The United Provinces of the Netherlands was, in a sense, the world's first modern state. It was a republic dominated by middle-class burghers rather than a dynastic monarchy. Winning independence from Spain in 1581, the Netherlands became a major seafaring power. During the seventeenth century, Amsterdam emerged as Europe's primary centre for commerce and banking. Largely Protestant and Calvinist, the new state, unlike Portugal, did not reflect the crusading values of the European Middle Ages.
A four-ship Dutch fleet entered Indonesian waters in 1596, visiting Banten on the western tip of Java as well as north-coast Javanese ports and returning home with a profitable cargo of spices.

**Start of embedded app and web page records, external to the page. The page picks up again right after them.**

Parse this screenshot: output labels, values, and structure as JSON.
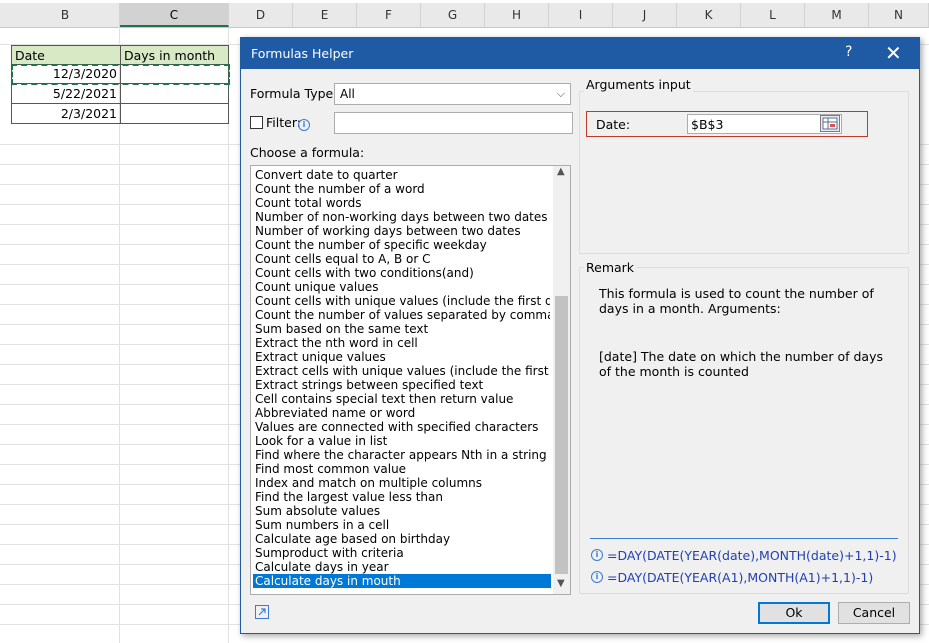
{
  "sheet": {
    "columns": [
      "B",
      "C",
      "D",
      "E",
      "F",
      "G",
      "H",
      "I",
      "J",
      "K",
      "L",
      "M",
      "N"
    ],
    "selected_column": "C",
    "header_row": [
      "Date",
      "Days in month"
    ],
    "dates": [
      "12/3/2020",
      "5/22/2021",
      "2/3/2021"
    ]
  },
  "dialog": {
    "title": "Formulas Helper",
    "help_label": "?",
    "close_label": "✕",
    "formula_type_label": "Formula Type:",
    "formula_type_value": "All",
    "filter_label": "Filter:",
    "filter_value": "",
    "choose_label": "Choose a formula:",
    "formulas": [
      "Convert date to quarter",
      "Count the number of a word",
      "Count total words",
      "Number of non-working days between two dates",
      "Number of working days between two dates",
      "Count the number of specific weekday",
      "Count cells equal to A, B or C",
      "Count cells with two conditions(and)",
      "Count unique values",
      "Count cells with unique values (include the first duplica",
      "Count the number of values separated by comma",
      "Sum based on the same text",
      "Extract the nth word in cell",
      "Extract unique values",
      "Extract cells with unique values (include the first duplic",
      "Extract strings between specified text",
      "Cell contains special text then return value",
      "Abbreviated name or word",
      "Values are connected with specified characters",
      "Look for a value in list",
      "Find where the character appears Nth in a string",
      "Find most common value",
      "Index and match on multiple columns",
      "Find the largest value less than",
      "Sum absolute values",
      "Sum numbers in a cell",
      "Calculate age based on birthday",
      "Sumproduct with criteria",
      "Calculate days in year",
      "Calculate days in mouth"
    ],
    "selected_formula_index": 29,
    "arguments_label": "Arguments input",
    "argument_name": "Date:",
    "argument_value": "$B$3",
    "remark_label": "Remark",
    "remark_text": "This formula is used to count the number of days in a month. Arguments:",
    "remark_arg": "[date] The date on which the number of days of the month is counted",
    "formula_generic": "=DAY(DATE(YEAR(date),MONTH(date)+1,1)-1)",
    "formula_applied": "=DAY(DATE(YEAR(A1),MONTH(A1)+1,1)-1)",
    "ok_label": "Ok",
    "cancel_label": "Cancel"
  },
  "colors": {
    "title_bar": "#1f5aa5",
    "selection": "#0078d7",
    "header_fill": "#d8e9c6",
    "error_outline": "#c0392b",
    "formula_text": "#1f3fb5"
  }
}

There followed a few years of "wild" or unregulated voyages when several Dutch trading concerns sent out ships to the islands. In 1602, however, these companies merged to form the United East India Company (VOC) under a charter issued by the Dutch parliament, the Staten-Generaal.
The early history of European exploration of Australia is inextricably linked with the expansion of the powerful Dutch East India Company, the Verenigde Oostindische Compagnie (VOC). The VOC established a trade network throughout Asia seeking rare spices, exotic textiles and new markets for their goods. Trade between Europe and Asia was a profitable enterprise.
Fuelled by the growing myths about the treasures that awaited them in the huge unknown continent in the South, the VOC equipped several expeditions in their search for profit. However, instead of wealth, the VOC found tragedy when the first ships were wrecked on the dangerous west coast of Australia.
The spices and trade goods of the East Indies (the area occupied largely by present-day Indonesia) were a magnet for European and American merchants and seafarers long before Australia was discovered by the British.
This particular guilder was struck for the West Friesland VOC company and has two errors on the obverse - the last letter that should be seen in the legend (an R) has been substituted for a T, and the last 2 digits in the date (90) have been struck over others (87).
This is a high-quality representation of the expanding VOC empire and the challenges the Dutch mints faced in keeping pace with their demand for coinage.